Hot Corn Dip
****From LEPF: I would use jalopeno cheddar cheese to give it a kick instead of the monterey jack, next time!
"I made this dip recently for a 'Girls’ Night In.' Every now and then a group of my girlfriends and I get together and watch our favorite television show, or watch chick flicks -- insert your favorite movie here. My favorite tearjerker chick flicks are Steel Magnolias, Return to Me, and Message in a Bottle. We keep this dip warming in a slow cooker and snack on it all evening. Corn chips make this dip divine!" Serves 12
2 11-ounce cans Mexican corn, drained
2 4½-ounce cans chopped green chiles, drained
2 cups grated Monterey Jack cheese (about 8 ounces)

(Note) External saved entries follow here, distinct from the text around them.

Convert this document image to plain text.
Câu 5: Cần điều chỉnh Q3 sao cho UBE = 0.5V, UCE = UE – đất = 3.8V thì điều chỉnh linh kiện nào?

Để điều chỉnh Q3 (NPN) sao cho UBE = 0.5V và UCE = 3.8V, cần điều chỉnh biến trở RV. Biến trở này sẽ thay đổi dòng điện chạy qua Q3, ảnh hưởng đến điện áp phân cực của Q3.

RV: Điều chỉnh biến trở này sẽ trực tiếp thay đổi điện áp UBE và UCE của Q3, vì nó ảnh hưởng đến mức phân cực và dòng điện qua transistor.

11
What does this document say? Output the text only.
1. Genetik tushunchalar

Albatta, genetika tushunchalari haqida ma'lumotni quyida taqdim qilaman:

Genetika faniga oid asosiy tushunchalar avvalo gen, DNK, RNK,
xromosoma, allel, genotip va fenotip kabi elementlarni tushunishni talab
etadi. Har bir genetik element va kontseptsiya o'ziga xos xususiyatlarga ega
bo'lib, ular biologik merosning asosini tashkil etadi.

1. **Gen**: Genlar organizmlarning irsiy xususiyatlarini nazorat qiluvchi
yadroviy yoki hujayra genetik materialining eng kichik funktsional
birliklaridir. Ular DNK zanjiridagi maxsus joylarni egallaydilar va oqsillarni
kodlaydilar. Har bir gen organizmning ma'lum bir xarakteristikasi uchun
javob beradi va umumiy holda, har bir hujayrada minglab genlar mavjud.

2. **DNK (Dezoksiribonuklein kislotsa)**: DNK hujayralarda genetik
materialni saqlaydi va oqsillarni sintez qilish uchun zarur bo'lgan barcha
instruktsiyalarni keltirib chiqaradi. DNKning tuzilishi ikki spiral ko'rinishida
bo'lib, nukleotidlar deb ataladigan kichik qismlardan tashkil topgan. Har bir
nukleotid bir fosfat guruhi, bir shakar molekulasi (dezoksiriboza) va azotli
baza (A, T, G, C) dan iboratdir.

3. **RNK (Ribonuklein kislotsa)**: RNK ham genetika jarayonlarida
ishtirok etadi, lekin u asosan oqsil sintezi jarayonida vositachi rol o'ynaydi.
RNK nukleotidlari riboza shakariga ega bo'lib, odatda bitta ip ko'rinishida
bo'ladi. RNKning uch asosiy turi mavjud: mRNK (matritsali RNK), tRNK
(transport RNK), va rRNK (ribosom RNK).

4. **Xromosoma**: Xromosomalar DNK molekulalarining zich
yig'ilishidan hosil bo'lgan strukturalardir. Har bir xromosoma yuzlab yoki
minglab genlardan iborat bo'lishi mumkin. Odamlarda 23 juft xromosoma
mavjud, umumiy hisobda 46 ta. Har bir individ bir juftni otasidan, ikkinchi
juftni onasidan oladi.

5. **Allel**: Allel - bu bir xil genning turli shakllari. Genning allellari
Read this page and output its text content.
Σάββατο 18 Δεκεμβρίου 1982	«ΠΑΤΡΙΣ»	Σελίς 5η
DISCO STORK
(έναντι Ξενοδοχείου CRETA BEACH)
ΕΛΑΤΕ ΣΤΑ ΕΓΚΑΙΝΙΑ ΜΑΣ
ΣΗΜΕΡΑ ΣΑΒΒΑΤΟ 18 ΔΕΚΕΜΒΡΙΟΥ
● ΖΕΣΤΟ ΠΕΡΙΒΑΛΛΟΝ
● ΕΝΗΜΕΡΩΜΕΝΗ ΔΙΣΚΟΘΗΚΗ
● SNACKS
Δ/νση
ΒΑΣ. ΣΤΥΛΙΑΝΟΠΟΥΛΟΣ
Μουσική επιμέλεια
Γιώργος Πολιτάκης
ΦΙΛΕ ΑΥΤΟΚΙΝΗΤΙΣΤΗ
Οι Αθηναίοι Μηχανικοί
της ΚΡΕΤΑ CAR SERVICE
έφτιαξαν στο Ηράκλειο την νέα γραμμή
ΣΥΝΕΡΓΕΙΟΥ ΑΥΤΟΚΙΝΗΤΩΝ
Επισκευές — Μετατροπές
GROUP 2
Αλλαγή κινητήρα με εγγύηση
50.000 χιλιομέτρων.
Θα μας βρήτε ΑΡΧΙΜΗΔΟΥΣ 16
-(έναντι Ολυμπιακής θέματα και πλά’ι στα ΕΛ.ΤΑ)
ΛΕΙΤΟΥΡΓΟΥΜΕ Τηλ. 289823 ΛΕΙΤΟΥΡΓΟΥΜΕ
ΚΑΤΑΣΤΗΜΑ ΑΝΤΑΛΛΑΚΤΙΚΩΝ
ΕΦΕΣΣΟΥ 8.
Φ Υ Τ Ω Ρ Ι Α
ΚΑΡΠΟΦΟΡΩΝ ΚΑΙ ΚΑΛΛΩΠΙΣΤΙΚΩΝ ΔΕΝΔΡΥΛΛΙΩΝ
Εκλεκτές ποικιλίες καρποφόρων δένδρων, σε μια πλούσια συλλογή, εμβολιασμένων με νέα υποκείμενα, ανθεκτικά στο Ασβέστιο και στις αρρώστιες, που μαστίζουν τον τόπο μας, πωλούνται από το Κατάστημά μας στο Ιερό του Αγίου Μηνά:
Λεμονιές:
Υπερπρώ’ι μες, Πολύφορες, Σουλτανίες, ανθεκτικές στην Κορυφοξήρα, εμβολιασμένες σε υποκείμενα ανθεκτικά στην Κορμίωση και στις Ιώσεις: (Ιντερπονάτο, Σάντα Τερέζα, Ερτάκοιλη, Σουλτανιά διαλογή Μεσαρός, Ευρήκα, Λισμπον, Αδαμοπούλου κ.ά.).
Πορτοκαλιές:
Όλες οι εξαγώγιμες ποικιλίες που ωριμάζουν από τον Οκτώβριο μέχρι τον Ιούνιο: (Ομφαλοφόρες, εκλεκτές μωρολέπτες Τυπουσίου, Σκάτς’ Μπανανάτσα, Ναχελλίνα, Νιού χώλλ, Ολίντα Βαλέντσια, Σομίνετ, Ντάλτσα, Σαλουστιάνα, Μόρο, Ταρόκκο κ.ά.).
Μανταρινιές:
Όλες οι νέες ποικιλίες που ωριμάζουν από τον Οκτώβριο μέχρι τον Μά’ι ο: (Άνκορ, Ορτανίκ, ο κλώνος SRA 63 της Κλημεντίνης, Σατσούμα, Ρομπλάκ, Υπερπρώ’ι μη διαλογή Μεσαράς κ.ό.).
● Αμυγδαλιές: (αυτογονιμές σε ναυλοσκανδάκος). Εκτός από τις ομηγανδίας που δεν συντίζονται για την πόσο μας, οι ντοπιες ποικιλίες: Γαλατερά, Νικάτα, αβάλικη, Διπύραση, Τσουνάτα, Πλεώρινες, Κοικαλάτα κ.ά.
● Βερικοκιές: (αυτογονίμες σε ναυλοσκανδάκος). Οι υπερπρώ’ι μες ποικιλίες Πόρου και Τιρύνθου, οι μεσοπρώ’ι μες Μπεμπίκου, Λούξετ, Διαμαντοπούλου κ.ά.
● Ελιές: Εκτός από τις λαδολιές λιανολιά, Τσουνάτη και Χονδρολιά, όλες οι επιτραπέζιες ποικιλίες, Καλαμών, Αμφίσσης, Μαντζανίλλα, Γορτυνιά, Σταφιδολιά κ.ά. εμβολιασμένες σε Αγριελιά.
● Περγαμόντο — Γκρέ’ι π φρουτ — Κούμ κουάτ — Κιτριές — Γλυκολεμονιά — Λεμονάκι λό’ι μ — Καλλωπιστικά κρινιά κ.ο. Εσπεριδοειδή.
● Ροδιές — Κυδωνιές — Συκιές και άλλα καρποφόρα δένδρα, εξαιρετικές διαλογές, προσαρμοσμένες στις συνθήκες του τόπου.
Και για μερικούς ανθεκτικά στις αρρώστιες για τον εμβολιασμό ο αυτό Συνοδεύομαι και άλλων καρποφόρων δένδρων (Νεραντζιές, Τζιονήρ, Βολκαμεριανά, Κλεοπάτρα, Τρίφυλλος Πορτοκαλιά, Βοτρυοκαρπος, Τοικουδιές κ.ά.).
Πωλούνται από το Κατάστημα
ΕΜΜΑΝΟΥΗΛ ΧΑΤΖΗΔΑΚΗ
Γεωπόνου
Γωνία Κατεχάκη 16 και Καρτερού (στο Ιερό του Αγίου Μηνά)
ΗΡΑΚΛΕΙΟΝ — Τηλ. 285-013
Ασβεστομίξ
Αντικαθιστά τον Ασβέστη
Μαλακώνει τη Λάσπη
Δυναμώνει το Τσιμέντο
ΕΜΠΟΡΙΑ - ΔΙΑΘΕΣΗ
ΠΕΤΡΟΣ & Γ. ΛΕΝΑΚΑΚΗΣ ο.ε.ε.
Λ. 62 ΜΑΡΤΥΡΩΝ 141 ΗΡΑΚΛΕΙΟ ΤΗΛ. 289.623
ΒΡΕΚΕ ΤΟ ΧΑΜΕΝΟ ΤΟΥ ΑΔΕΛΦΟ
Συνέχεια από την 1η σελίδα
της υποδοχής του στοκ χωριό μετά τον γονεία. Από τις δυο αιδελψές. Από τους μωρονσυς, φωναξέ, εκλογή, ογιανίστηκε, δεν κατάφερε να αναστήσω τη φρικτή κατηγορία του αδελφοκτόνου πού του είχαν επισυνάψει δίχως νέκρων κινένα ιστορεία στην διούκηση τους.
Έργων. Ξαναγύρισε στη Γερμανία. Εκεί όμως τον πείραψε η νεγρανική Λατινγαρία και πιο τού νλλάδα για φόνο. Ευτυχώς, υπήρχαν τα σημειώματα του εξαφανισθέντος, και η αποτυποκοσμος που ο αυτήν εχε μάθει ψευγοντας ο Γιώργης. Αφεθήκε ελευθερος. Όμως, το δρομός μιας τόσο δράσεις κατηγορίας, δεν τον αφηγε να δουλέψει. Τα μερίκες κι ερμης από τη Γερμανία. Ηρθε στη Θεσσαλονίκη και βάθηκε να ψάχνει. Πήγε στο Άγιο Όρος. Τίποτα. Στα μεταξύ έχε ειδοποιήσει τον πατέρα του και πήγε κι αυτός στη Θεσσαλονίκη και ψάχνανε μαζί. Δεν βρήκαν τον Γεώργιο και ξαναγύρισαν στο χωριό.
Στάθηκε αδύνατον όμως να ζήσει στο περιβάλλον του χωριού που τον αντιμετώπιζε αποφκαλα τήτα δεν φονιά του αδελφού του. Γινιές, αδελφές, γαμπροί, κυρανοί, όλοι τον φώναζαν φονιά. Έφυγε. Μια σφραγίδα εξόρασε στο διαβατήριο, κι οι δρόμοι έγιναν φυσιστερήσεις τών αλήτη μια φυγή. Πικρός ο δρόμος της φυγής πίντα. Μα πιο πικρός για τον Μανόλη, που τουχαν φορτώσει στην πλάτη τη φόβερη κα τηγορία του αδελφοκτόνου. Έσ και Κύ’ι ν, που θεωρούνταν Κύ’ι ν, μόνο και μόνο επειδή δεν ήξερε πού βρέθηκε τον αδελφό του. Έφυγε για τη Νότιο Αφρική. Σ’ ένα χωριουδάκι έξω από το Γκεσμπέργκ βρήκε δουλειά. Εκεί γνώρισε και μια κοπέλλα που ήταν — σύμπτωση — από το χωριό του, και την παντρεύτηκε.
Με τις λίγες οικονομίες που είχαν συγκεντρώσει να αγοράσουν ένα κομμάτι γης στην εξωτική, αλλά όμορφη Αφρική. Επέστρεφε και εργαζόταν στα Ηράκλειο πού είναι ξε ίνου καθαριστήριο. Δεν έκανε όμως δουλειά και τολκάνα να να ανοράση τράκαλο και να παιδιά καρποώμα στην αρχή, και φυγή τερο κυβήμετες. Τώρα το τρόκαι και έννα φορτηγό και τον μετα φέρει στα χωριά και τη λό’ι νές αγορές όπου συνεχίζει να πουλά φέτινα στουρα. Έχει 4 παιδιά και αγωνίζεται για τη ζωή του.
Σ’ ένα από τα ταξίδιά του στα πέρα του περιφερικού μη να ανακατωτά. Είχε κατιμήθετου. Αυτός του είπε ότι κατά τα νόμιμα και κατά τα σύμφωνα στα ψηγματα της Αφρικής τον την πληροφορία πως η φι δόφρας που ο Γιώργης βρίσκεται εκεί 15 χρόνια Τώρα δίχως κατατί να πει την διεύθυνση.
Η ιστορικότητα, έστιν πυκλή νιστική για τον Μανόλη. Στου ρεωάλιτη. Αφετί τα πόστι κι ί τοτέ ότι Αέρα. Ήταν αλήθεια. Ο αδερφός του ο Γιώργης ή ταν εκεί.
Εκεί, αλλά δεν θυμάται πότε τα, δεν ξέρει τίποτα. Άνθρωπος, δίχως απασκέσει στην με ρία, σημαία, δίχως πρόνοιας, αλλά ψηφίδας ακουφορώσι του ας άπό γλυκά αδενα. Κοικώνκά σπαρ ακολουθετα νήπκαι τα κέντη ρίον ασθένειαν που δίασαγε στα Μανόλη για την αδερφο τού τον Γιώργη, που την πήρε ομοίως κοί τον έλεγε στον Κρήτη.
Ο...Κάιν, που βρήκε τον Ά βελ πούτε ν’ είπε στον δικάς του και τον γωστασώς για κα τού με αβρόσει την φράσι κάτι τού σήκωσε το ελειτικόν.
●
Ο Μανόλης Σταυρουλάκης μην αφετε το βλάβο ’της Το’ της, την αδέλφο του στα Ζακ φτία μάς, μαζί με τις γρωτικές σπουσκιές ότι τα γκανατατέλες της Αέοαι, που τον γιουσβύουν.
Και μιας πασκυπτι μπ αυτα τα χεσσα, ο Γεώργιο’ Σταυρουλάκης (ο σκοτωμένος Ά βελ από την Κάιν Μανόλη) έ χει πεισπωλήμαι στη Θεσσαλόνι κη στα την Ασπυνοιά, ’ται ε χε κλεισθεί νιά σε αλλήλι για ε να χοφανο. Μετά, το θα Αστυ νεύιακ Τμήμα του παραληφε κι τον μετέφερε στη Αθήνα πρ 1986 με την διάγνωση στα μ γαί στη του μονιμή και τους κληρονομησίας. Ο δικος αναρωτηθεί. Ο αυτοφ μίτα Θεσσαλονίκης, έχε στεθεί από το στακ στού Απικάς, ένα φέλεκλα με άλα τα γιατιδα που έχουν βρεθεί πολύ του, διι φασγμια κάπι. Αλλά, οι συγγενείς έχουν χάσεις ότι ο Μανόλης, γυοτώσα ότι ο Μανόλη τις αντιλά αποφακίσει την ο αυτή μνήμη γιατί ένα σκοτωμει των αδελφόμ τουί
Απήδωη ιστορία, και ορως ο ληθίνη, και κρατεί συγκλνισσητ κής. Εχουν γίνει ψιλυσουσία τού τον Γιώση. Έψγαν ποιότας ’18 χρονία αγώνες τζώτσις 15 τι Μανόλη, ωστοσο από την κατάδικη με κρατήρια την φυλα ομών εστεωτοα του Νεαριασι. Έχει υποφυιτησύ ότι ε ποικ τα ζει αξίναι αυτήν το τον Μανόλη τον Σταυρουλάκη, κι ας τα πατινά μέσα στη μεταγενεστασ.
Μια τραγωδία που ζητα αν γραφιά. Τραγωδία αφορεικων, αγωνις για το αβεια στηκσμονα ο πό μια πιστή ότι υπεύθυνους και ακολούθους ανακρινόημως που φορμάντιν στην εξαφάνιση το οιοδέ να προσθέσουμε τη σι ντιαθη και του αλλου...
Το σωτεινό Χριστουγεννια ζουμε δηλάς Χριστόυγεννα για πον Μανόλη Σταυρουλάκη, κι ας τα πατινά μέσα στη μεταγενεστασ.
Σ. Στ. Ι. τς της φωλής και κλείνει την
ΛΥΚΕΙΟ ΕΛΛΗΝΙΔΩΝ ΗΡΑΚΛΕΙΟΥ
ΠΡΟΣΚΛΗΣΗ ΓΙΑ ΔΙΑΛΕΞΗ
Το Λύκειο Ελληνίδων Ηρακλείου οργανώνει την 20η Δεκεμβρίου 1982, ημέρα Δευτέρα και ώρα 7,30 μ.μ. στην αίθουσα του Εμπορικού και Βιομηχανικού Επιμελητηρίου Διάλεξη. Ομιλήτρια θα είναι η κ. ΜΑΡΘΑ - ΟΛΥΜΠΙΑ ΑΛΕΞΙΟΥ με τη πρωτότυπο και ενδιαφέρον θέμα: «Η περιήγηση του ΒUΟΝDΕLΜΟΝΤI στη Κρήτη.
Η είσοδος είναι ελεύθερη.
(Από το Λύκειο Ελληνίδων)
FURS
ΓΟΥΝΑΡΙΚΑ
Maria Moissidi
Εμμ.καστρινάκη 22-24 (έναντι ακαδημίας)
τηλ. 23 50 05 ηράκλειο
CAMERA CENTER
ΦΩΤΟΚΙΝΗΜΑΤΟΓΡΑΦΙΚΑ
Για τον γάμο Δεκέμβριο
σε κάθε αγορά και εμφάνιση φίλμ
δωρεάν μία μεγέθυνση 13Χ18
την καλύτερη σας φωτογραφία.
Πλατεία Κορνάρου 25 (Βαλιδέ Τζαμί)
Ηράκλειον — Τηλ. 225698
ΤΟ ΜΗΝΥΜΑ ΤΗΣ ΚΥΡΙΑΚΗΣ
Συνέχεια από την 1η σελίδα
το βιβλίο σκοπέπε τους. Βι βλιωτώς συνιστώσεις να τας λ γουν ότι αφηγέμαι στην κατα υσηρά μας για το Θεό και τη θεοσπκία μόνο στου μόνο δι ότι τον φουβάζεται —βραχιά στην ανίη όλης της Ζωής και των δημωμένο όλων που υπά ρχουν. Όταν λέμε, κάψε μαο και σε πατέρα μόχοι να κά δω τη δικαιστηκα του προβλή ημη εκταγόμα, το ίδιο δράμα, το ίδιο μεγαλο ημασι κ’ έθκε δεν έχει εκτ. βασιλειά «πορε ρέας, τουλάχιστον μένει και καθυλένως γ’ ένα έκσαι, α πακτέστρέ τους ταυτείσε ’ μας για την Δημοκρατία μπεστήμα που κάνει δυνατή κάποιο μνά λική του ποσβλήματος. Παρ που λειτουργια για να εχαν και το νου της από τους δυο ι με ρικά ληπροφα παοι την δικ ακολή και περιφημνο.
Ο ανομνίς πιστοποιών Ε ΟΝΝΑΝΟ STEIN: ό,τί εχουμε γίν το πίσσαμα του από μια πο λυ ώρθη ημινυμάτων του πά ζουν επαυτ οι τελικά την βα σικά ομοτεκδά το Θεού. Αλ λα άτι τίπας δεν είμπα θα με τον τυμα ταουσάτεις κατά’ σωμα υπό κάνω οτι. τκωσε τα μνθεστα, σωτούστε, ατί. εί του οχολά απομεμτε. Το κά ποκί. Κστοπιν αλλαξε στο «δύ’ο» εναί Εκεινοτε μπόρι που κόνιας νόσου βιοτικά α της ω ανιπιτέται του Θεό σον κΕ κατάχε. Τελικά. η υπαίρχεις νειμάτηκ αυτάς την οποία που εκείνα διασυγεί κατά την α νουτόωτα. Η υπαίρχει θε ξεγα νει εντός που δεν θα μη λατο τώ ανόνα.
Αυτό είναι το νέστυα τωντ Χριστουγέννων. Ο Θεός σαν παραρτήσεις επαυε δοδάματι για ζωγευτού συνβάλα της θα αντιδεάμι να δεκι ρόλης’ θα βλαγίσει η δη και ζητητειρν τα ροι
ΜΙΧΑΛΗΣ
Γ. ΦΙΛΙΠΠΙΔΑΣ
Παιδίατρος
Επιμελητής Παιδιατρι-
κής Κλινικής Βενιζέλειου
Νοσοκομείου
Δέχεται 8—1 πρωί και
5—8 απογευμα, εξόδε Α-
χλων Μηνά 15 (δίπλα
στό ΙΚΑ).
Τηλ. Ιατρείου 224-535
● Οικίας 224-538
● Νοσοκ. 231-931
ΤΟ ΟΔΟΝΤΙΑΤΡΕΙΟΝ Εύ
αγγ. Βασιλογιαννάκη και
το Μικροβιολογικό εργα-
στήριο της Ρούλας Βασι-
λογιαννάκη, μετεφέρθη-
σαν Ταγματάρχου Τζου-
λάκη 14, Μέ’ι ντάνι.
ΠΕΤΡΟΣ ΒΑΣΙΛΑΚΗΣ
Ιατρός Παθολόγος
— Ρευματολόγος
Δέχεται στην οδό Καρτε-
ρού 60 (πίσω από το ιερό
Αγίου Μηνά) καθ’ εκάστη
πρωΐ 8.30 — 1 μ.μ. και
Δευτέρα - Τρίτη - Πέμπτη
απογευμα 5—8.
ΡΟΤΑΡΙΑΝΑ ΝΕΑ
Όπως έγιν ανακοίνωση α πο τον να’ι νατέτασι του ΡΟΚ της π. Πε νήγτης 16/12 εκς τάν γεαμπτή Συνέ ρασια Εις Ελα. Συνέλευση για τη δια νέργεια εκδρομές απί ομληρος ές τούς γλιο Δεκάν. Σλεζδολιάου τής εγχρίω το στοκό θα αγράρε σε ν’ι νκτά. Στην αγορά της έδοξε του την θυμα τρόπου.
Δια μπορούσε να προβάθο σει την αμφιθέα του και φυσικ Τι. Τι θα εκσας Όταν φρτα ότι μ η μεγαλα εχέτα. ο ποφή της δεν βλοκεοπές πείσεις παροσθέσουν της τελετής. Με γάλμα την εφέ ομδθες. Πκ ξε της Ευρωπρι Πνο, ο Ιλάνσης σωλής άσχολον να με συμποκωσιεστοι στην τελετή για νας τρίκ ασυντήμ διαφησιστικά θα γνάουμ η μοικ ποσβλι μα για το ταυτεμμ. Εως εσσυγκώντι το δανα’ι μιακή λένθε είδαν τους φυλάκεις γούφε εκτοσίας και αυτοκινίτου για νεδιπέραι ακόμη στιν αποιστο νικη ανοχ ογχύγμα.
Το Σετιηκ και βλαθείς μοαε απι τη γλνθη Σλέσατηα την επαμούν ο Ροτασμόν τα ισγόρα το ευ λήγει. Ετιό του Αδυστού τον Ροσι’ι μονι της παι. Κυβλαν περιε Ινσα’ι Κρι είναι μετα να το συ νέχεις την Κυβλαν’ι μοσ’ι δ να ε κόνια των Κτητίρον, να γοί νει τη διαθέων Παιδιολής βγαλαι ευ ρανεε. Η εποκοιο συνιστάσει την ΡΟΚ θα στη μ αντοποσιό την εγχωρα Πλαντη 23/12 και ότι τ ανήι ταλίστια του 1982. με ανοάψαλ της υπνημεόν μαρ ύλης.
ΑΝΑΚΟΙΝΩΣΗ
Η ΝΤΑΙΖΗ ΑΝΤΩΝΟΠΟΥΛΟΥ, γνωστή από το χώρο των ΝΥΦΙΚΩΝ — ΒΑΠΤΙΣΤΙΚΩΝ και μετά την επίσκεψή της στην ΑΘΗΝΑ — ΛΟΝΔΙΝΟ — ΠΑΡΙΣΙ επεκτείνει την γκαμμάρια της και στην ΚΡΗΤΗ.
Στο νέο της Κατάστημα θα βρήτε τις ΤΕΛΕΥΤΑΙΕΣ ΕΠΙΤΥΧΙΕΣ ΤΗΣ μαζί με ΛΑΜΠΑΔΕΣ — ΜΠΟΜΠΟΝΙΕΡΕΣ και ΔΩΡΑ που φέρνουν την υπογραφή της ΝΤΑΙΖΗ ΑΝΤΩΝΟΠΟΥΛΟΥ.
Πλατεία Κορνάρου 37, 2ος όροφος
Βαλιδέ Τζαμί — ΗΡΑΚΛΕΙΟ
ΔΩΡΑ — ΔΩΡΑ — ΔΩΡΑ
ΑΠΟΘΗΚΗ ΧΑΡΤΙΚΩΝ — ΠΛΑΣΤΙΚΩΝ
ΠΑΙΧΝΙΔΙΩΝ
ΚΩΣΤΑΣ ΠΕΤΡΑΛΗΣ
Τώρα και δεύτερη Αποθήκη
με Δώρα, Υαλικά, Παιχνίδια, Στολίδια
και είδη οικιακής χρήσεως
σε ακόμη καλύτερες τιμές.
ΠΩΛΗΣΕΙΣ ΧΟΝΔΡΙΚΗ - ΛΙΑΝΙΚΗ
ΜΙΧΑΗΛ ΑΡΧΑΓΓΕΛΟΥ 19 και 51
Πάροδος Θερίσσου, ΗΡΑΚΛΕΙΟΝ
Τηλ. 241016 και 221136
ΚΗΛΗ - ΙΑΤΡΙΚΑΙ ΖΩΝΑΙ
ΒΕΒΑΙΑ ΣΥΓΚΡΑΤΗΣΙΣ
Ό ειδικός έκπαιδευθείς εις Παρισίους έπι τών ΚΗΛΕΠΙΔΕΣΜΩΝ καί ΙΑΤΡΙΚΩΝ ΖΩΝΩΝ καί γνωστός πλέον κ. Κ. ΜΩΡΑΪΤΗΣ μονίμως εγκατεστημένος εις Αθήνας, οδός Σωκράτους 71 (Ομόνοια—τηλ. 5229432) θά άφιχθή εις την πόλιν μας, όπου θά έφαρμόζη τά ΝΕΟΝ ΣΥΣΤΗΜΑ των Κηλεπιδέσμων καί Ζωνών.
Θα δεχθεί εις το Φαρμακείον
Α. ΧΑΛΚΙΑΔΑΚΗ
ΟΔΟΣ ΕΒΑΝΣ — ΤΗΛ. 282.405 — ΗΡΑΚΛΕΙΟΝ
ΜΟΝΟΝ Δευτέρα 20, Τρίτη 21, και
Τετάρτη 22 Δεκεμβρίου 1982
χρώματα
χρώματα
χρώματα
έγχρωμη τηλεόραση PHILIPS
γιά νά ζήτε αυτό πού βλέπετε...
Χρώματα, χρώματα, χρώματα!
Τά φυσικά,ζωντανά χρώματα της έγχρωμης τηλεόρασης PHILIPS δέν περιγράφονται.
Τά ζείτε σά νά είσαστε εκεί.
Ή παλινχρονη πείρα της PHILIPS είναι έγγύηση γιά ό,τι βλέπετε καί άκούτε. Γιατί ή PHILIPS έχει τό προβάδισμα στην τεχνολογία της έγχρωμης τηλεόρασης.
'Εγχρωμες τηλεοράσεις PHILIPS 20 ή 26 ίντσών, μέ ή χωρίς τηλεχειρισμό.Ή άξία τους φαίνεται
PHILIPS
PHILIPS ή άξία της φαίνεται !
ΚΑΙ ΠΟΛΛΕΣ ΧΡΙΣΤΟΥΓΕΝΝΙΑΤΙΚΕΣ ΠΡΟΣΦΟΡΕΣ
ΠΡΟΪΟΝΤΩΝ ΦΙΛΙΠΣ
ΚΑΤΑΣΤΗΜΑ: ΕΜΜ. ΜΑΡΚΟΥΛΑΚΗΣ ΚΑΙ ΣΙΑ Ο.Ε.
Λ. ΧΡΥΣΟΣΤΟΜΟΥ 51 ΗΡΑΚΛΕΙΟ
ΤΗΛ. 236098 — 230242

¾ cup grated Parmesan cheese
1 cup mayonnaise
Corn chips, for dipping
Preheat the oven to 350°F. Grease a 9 × 13 × 2-inch casserole dish.
In a medium bowl, mix the corn, chiles, cheeses, and mayonnaise until fully combined. Spread the mixture in the prepared casse¬role dish and bake, uncovered, for 30 to 40 minutes, or until bubbly around the edges. Serve the dip warm from the oven with corn chips.